Grayvoronsky District (Грайворо́нский райо́н) is an administrative district (raion), one of the twenty-one in Belgorod Oblast, Russia. Municipally, it is incorporated as Grayvoronsky Municipal District. It is located in the west of the oblast. The area of the district is 853.8 km2. Its administrative center is the town of Grayvoron. Population: 31,567 (2002 Census). The population of Grayvoron accounts for 21.4% of the district's total population.

== History ==
The district was formerly part of Grayvoronsky Uyezd, which had an area of about 3000 km2.

===Russian invasion===
In May 2023, during the Russian invasion of Ukraine, the governor of Belgorod Oblast, Vyacheslav Gladkov, said that Ukrainian "sabotage groups" entered the district from Ukraine. Ukrainian media reported that the cross-border excursion was performed by Russian rebel opposition groups, the Russian Volunteer Corps and the Freedom of Russia Legion.
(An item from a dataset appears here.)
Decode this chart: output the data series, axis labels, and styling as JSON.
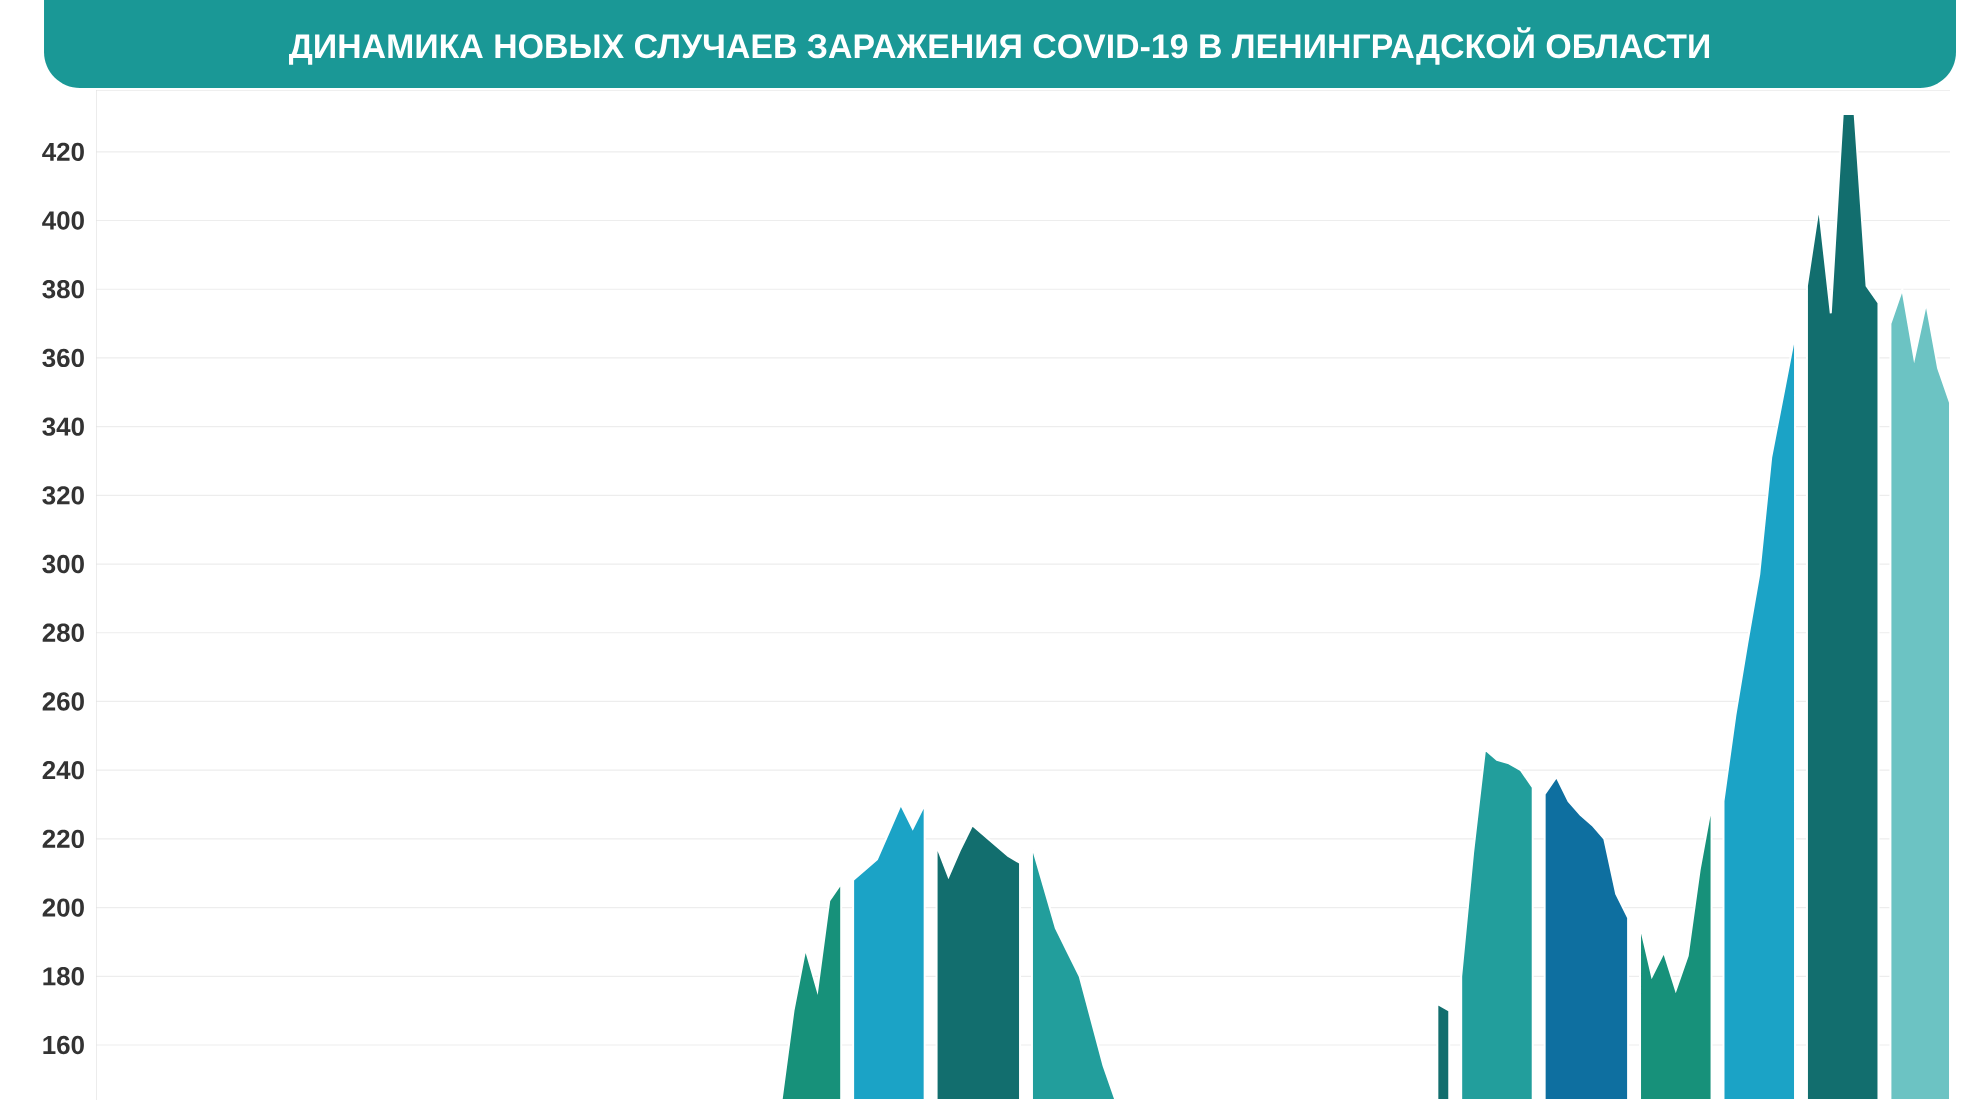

According to the Washington Post, between April 2023 and April 2024, at least 11 of Russian glide bombs crashed into the district where some could not be recovered because of the "difficult operational situation."

==Geography==
Grayvoronsky District sits at the southwest corner of Belgorod Oblast, on the border with Ukraine. It is bordered on the south and west by Kharkiv Oblast and Sumy Oblast (both of Ukraine), on the north by Krasnogvardeysky District, Belgorod Oblast and Rakityansky District, and on the east by Borisovsky District. The administrative center of the district is the town of Grayvoron. The district is 50 km west of the city of Belgorod, and is 55 km northwest of the Ukrainian city of Kharkiv.

The terrain is a hilly plain averaging 200 m above sea level; the district lies on the Orel-Kursk plateau of the Central Russian Upland. The major river through the district is the Vorskla River, which flows east to west through the district, eventually joining the Dnieper River.